Um dia, ao entrar em casa vou ter um telefonema teu a convidar-me para uma caminhada. Subiremos a serra bem até ao cimo e à beirinha daquelas rochas largas, enormes e convidativas vamo-nos deitar saboreando o sossego e o ruído das plantas, enquanto o nosso olhar repousará viajando pelas copas verdíssimas da imensa florestação.

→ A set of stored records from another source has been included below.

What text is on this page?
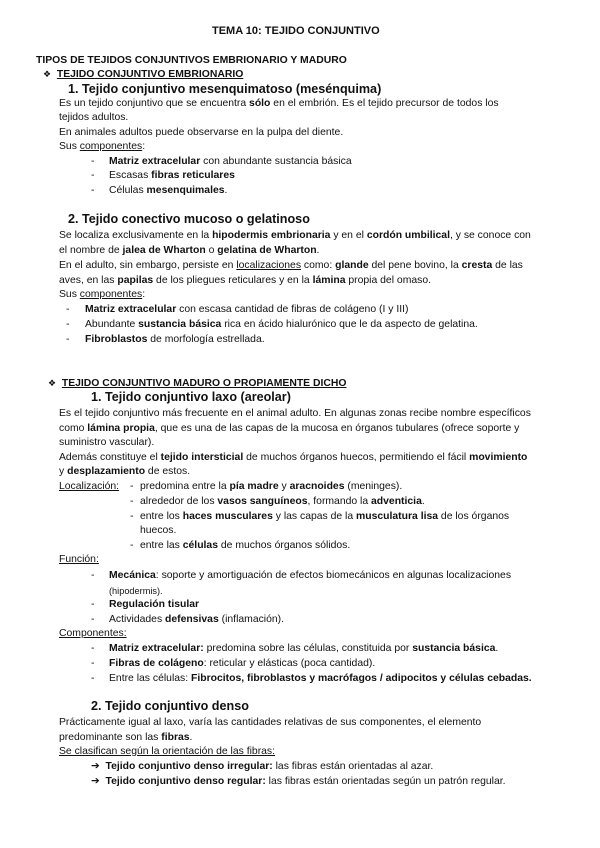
TEMA 10: TEJIDO CONJUNTIVO
TIPOS DE TEJIDOS CONJUNTIVOS EMBRIONARIO Y MADURO
❖ TEJIDO CONJUNTIVO EMBRIONARIO
1. Tejido conjuntivo mesenquimatoso (mesénquima)
Es un tejido conjuntivo que se encuentra sólo en el embrión. Es el tejido precursor de todos los
tejidos adultos.
En animales adultos puede observarse en la pulpa del diente.
Sus componentes:
- Matriz extracelular con abundante sustancia básica
- Escasas fibras reticulares
- Células mesenquimales.
2. Tejido conectivo mucoso o gelatinoso
Se localiza exclusivamente en la hipodermis embrionaria y en el cordón umbilical, y se conoce con
el nombre de jalea de Wharton o gelatina de Wharton.
En el adulto, sin embargo, persiste en localizaciones como: glande del pene bovino, la cresta de las
aves, en las papilas de los pliegues reticulares y en la lámina propia del omaso.
Sus componentes:
- Matriz extracelular con escasa cantidad de fibras de colágeno (I y III)
- Abundante sustancia básica rica en ácido hialurónico que le da aspecto de gelatina.
- Fibroblastos de morfología estrellada.
❖ TEJIDO CONJUNTIVO MADURO O PROPIAMENTE DICHO
1. Tejido conjuntivo laxo (areolar)
Es el tejido conjuntivo más frecuente en el animal adulto. En algunas zonas recibe nombre específicos
como lámina propia, que es una de las capas de la mucosa en órganos tubulares (ofrece soporte y
suministro vascular).
Además constituye el tejido intersticial de muchos órganos huecos, permitiendo el fácil movimiento
y desplazamiento de estos.
Localización: - predomina entre la pía madre y aracnoides (meninges).
- alrededor de los vasos sanguíneos, formando la adventicia.
- entre los haces musculares y las capas de la musculatura lisa de los órganos
huecos.
- entre las células de muchos órganos sólidos.
Función:
- Mecánica: soporte y amortiguación de efectos biomecánicos en algunas localizaciones
(hipodermis).
- Regulación tisular
- Actividades defensivas (inflamación).
Componentes:
- Matriz extracelular: predomina sobre las células, constituida por sustancia básica.
- Fibras de colágeno: reticular y elásticas (poca cantidad).
- Entre las células: Fibrocitos, fibroblastos y macrófagos / adipocitos y células cebadas.
2. Tejido conjuntivo denso
Prácticamente igual al laxo, varía las cantidades relativas de sus componentes, el elemento
predominante son las fibras.
Se clasifican según la orientación de las fibras:
➔ Tejido conjuntivo denso irregular: las fibras están orientadas al azar.
➔ Tejido conjuntivo denso regular: las fibras están orientadas según un patrón regular.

A tua imagem estará sempre ligada à serra, guardada junto à minha imagem, as duas num rodopio constante que terá como refúgio o meu coração. Nele existem dois banquinhos onde nos sentamos, ora revivendo as nossas experiências, ora especulando sobre a humanidade e a sua complexa simplicidade, ora imaginando mais traquinices, mas rindo... rindo constantemente.

Amo-te minha amiga!

2 comentários:

Buteco da Esquina disse...

Muito bacana tudo o que vc escreveu...acho muito legal as pessoas se abrirem e expôr seus sentimentos.
Mais tem um detalhe, vc saberia me dizer de quem é autoria desse samba lindo, quem gravou, de que ano que é ou coisas do tipo???

Grato.
Alexandre Paião.


“Silêncio!... Morreu um poeta no morro
Num velho barraco sem forro
Há cheiro de chuva no ar
Mas choro que tem bandolim e viola
Pois ele falou lá na escola
Que o samba não pode parar

Por isso, meu povo no seu desalento
Começa a cantar samba lento
Que é jeito da gente rezar
E dizer que a dor doeu
Que o poeta adormeceu
Como pássaro cantor
Quando vem o entardecer
Acho que nem é morrer

Silêncio!... mais um cavaquinho vadio
Ficou sem acordes vazio
Deixado num canto de um bar
Mas dizem ”_ Poeta que morre é semente.
De samba que vem de repente
E nasce se a gente cantar”

a_ciganita disse...

Olá

Obrigada pelas palavras deixadas.

O poema sei-o de há muito, cantado por Alcione, mas não sei quem o escreveu. Tinha uma cassette gravada e procurei-a para tirar a letra.

Sei apenas que é lindo eque a voz de Alcione lhe dá um toque profundo, misto de tristeza e samba.